CATEGORIZED UNDER: Environment, Health & Medicine
  • Sundance

    This is really one of those cases where the opponents of GM are being short-sighted, but they also have a point. This is surely the first step towards growing crops that will help improve the nutrition of a great many people, and may one day even lead to crops that produce vaccines against disease like malaria. On the other hand, if you want to get more vitamins and minerals in someone’s diet you can do it with crops that are available today, no development or testing needed – just feed them a wide variety of foods, and make sure they eat wholegrains instead of white rice/bread/whatever.

  • Nick

    It would be nice to see them engineering vegetables to grow well in the poorest conditions our planet faces and still produce vitamins, rather than making already poor vegetable choices merely okay.

    If they make a seed you can toss in the ground anywhere in Africa and eat from with minimal intervention, you’ve got a world-changer. Until then we’re really tackling the wrong problem. It’s good that they were using African corn, meaning it’ll probably survive well there, but why not take the genes that make the corn survive there and apply it to as many other vegetables as possible – and that would allow us to feed ourselves better in our rapidly desertifying southwestern US.

  • cathy

    It’s hard to see how creating another genetically engineered food crop whose seeds will be expensive to buy and whose growth is not suited to local environments and will likely require large inputs of water and petroleum-based fertilizers will benefit anyone except big agribusiness.

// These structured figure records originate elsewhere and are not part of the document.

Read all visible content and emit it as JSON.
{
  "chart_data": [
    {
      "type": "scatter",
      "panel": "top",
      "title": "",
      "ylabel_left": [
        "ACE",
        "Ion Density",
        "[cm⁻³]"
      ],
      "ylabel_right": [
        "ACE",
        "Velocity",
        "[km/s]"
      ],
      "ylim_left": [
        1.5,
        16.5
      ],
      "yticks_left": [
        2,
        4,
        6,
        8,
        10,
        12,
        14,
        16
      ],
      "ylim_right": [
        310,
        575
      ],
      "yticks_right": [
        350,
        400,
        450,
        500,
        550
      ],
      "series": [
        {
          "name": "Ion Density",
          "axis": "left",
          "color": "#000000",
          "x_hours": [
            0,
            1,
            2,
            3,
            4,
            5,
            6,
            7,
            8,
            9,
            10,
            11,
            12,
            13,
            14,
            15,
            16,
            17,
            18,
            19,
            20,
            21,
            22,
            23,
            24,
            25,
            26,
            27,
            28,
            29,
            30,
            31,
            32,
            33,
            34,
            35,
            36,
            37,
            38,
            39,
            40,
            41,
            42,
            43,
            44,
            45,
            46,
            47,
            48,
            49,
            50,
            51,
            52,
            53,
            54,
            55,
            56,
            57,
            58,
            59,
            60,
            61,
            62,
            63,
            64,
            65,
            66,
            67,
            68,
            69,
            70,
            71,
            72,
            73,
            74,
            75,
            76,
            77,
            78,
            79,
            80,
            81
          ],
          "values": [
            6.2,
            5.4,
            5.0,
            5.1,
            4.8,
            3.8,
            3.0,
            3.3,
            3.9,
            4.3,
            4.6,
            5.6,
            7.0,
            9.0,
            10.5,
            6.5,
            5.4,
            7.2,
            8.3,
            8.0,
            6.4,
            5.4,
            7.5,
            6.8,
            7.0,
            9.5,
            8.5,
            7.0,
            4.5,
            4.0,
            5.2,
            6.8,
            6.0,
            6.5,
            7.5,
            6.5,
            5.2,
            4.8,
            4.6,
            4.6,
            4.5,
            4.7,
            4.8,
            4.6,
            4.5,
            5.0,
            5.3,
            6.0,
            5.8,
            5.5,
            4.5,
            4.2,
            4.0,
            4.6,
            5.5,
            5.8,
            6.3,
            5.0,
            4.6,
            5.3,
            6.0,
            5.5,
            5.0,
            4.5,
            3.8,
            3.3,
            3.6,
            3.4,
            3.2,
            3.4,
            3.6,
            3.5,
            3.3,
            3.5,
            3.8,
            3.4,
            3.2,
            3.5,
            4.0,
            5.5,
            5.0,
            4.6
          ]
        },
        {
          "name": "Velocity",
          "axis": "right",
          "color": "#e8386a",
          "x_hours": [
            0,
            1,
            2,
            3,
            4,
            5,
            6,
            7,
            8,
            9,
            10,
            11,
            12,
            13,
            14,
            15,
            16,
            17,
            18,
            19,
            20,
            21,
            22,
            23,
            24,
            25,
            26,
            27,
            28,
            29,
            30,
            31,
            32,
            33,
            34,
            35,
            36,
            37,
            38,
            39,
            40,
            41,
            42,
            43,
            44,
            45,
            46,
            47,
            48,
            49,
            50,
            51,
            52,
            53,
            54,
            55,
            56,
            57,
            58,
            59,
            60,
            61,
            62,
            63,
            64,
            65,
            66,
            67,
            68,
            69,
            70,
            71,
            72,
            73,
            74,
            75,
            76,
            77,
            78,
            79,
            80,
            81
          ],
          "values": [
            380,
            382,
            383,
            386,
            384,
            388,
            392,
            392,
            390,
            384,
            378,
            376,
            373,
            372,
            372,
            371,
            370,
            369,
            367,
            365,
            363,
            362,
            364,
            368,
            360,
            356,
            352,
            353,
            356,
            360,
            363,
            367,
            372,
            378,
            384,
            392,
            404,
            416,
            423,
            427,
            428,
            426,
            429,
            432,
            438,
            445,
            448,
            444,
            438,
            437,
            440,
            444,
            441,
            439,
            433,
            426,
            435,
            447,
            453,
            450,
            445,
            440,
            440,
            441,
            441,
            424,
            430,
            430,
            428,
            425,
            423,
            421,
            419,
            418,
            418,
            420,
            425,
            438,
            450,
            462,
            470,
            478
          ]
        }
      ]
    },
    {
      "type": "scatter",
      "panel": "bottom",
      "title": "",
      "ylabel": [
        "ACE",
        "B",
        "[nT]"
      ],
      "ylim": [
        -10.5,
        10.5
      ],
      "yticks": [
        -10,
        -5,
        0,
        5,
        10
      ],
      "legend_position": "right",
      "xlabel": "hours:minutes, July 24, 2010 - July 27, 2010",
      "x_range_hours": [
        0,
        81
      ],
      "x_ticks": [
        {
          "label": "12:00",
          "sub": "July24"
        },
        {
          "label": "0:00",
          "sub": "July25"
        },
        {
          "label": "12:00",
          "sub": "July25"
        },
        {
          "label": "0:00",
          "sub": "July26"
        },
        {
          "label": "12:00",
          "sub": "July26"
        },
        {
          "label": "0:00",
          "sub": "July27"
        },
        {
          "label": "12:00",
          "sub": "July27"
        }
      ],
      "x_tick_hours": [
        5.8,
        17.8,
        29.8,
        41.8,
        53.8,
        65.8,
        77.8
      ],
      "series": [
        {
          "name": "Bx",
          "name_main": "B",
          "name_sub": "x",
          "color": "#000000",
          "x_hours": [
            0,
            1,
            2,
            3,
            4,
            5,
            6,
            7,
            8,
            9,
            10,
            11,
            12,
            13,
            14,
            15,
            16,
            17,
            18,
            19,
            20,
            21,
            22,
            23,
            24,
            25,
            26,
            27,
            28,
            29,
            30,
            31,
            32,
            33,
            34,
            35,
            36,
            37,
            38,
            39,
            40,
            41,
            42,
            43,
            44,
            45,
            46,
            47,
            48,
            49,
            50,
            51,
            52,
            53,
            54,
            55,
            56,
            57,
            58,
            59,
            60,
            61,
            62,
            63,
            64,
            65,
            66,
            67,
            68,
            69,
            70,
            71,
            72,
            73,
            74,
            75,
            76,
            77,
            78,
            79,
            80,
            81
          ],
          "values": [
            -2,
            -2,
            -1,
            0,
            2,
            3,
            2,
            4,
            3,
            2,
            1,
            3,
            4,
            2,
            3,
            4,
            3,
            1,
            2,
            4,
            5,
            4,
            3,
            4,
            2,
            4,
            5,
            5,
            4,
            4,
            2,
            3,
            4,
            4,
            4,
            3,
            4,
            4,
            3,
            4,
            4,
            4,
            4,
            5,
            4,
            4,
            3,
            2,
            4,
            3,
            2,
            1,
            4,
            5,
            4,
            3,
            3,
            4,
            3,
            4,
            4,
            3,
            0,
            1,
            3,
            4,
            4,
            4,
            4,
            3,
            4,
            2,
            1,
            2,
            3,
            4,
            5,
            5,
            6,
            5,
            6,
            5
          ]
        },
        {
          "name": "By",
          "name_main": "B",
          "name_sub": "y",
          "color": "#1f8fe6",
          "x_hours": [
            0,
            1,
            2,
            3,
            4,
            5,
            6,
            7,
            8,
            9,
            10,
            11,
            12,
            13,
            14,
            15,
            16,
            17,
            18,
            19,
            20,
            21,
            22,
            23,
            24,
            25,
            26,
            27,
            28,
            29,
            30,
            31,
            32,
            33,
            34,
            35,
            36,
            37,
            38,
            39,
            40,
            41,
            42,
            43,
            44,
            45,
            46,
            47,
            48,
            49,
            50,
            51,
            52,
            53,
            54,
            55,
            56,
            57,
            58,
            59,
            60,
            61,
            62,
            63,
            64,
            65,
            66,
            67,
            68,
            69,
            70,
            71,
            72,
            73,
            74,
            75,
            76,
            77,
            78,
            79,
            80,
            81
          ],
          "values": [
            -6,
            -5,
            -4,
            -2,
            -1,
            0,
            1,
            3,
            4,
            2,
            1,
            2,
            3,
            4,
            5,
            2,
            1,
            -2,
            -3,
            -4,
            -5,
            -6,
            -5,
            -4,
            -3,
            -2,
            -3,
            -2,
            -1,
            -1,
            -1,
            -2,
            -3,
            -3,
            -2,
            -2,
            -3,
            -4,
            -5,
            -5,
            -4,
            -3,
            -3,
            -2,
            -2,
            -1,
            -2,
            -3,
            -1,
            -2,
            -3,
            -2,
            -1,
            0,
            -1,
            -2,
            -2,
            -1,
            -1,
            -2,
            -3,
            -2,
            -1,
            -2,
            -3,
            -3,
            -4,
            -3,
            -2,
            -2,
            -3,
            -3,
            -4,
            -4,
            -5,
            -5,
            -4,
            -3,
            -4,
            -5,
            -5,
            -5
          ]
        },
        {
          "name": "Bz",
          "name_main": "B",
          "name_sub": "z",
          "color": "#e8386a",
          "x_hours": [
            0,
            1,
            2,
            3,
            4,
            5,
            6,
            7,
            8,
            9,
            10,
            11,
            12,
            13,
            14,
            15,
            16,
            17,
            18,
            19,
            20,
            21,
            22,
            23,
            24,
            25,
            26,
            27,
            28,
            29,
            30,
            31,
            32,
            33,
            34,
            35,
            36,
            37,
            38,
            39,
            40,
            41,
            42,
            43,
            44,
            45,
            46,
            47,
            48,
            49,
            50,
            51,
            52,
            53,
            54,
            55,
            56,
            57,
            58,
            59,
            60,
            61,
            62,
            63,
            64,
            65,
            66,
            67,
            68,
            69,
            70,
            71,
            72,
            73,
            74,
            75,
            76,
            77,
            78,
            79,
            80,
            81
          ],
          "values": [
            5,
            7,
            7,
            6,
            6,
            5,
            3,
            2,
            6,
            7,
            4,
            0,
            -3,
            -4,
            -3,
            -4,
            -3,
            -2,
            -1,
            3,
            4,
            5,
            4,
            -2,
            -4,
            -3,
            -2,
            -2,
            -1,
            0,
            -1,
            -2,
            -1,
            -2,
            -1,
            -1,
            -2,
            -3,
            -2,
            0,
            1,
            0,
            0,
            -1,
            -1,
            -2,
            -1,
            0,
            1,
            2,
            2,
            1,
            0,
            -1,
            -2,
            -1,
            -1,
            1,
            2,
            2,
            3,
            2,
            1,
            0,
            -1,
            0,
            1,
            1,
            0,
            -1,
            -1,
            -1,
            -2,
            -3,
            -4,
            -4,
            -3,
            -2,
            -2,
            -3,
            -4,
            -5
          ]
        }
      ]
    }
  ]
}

We need to get back to diversification and growing crops which are well-suited to local environments. That is the trend that could save many more lives.

  • Barbara Pierce

    Why so much effort put into increasing the nutritional power of certain foods, when those that really need it are the least likely to consume it? Distribution of food amongst the world’s population is the major issue causing malnutrition and starvation – the world has plenty. The whole focus here is wrong, and looks more serving towards seed patent protection and thus even more control over the world’s food supply.

  • sharpin LA

    They are of limited bio availability, these GM foods. They are not natural molecular bonds. Your nutrition should come from your food or whole food supplements, not made in lab “vitamins” or anything of the sort. Especially not in GM / biotech foods that have bastardized nature.